Obtaining the target score corresponding to the segment to be processed based on the number of images corresponding to all the target recognition images and the number of images corresponding to all the images to be recognized in each segment to be processed;

Weighting the preset weights and target scores corresponding to at least two of the segments to be processed to obtain the fall scores corresponding to the target video segments;

Query a fall degree comparison table based on the fall score value, and obtain the fall severity corresponding to the target video segment.
The readable storage medium according to claim 15, wherein, before the acquisition of the to-be-recognized video captured by the video capture device in real time, when the computer-readable instructions are executed by one or more processors, the One or more processors also perform the following steps:

Acquiring historical videos collected by a video capture device, each of the historical videos including at least one historical video image;

Using a face detection algorithm to recognize each of the historical video images, and obtain at least one original face image in the historical video images;

Based on each of the original face images in the query system user image database, if there is a registered user image that matches the original face image, it will be other original images in the same historical video image as the registered user image. The face image is determined to be the face image to be analyzed;

Determining historical video images containing the same registered user image and the same face image to be analyzed as the target video image, and counting the number of coexisting frames corresponding to the target video image per unit time;

Using a micro-expression recognition model to recognize the registered user image and the face image to be analyzed in each of the target video images, and count the positive emotion probability of being in a positive emotion at the same time;

If the number of coexistence frames is greater than the preset number of frames threshold and the positive emotion probability is greater than the preset probability threshold, the face image to be analyzed is determined as the accompanying user image corresponding to the registered user image, and the accompanying user image The user image and the registered user image are associated and stored in the system user image library.
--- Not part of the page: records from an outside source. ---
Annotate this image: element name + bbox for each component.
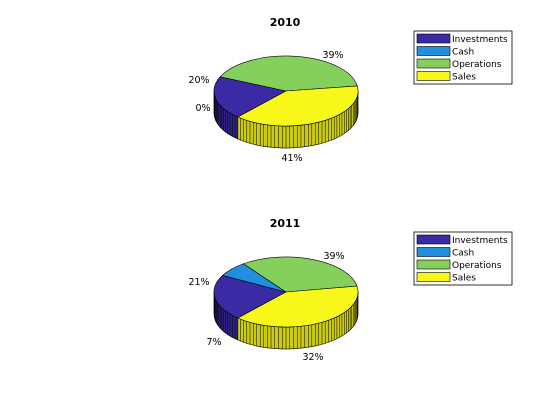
- legend-entry-investments: Investments: [416, 234, 508, 246]
- legend-label-cash: Cash: [452, 48, 474, 58]
- pie-slice-investments: [213, 275, 287, 319]
- pie-label-cash: 0%: [195, 103, 210, 114]
- pie-slice-operations: [219, 55, 358, 92]
- pie-label-sales: 39%: [322, 50, 343, 61]
- chart-title: 2011: [270, 217, 301, 230]
- legend-entry-operations: Operations: [416, 58, 502, 70]
- legend-label-cash: Cash: [452, 249, 474, 259]
- legend-swatch-sales: [416, 71, 451, 81]
- legend-entry-operations: Operations: [416, 259, 502, 271]
- legend-entry-sales: Sales: [416, 272, 476, 284]
- pie-slice-operations: [242, 256, 358, 293]
- legend-label-sales: Sales: [452, 73, 476, 83]
- legend-entry-investments: Investments: [416, 33, 508, 45]
- pie-label-sales: 39%: [323, 251, 344, 262]
- legend-swatch-operations: [416, 58, 451, 69]
- legend-label-investments: Investments: [452, 236, 508, 246]
- pie-labels: 21% 7% 32% 39%: [188, 251, 344, 363]
- legend-swatch-investments: [416, 234, 451, 245]
- chart-title: 2010: [270, 16, 301, 29]
- pie-label-investments: 20%: [188, 75, 209, 86]
- legend-label-sales: Sales: [452, 274, 476, 284]
- pie-slice-investments: [213, 76, 287, 118]
- pie-label-operations: 41%: [281, 153, 302, 164]
- legend-swatch-cash: [416, 247, 451, 257]
- pie-label-operations: 32%: [302, 352, 323, 363]
- pie-slice-sales: [237, 85, 359, 127]
- pie-sides: [213, 291, 359, 350]
- pie-chart-2010: 2010 20% 0% 41% 39% Investments Cash Operat…: [188, 16, 513, 164]
- legend-swatch-sales: [416, 272, 451, 282]
- legend-label-investments: Investments: [452, 35, 508, 45]
- legend-swatch-operations: [416, 259, 451, 270]
- pie-tops: [213, 55, 359, 127]
- pie-tops: [213, 256, 359, 328]
- pie-side-sales: [237, 291, 359, 350]
- legend-label-operations: Operations: [452, 261, 502, 271]
- legend-entry-cash: Cash: [416, 46, 474, 58]
- pie-slice-sales: [237, 285, 359, 328]
- pie-label-investments: 21%: [188, 277, 209, 288]
- legend: Investments Cash Operations Sales: [413, 30, 513, 85]
- legend-swatch-investments: [416, 33, 451, 44]
- legend: Investments Cash Operations Sales: [413, 231, 513, 286]
- legend-swatch-cash: [416, 46, 451, 56]
- pie-labels: 20% 0% 41% 39%: [188, 50, 343, 164]
- pie-side-investments: [213, 90, 239, 140]
- legend-entry-sales: Sales: [416, 71, 476, 83]
- legend-entry-cash: Cash: [416, 247, 474, 259]
- pie-chart-2011: 2011 21% 7% 32% 39% Investments Cash Operat…: [188, 217, 513, 363]
- pie-label-cash: 7%: [206, 337, 221, 348]
- legend-label-operations: Operations: [452, 60, 502, 70]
Before the sending to the reminder terminal corresponding to the target video clip, when the computer-readable instruction is executed by one or more processors, the one or more processors further execute the following steps:

Extracting a target face image from the target video segment, and querying a system user image database based on the target face image;

If there is a registered user image or an accompanying user image corresponding to the target face image in the system user image library, the registered terminal corresponding to the registered user image is determined as the reminder terminal corresponding to the target video clip;

If the registered user image or the accompanying user image corresponding to the target face image does not exist in the system user image library, the management terminal corresponding to the video capture device is determined as the target video segment The corresponding reminder terminal.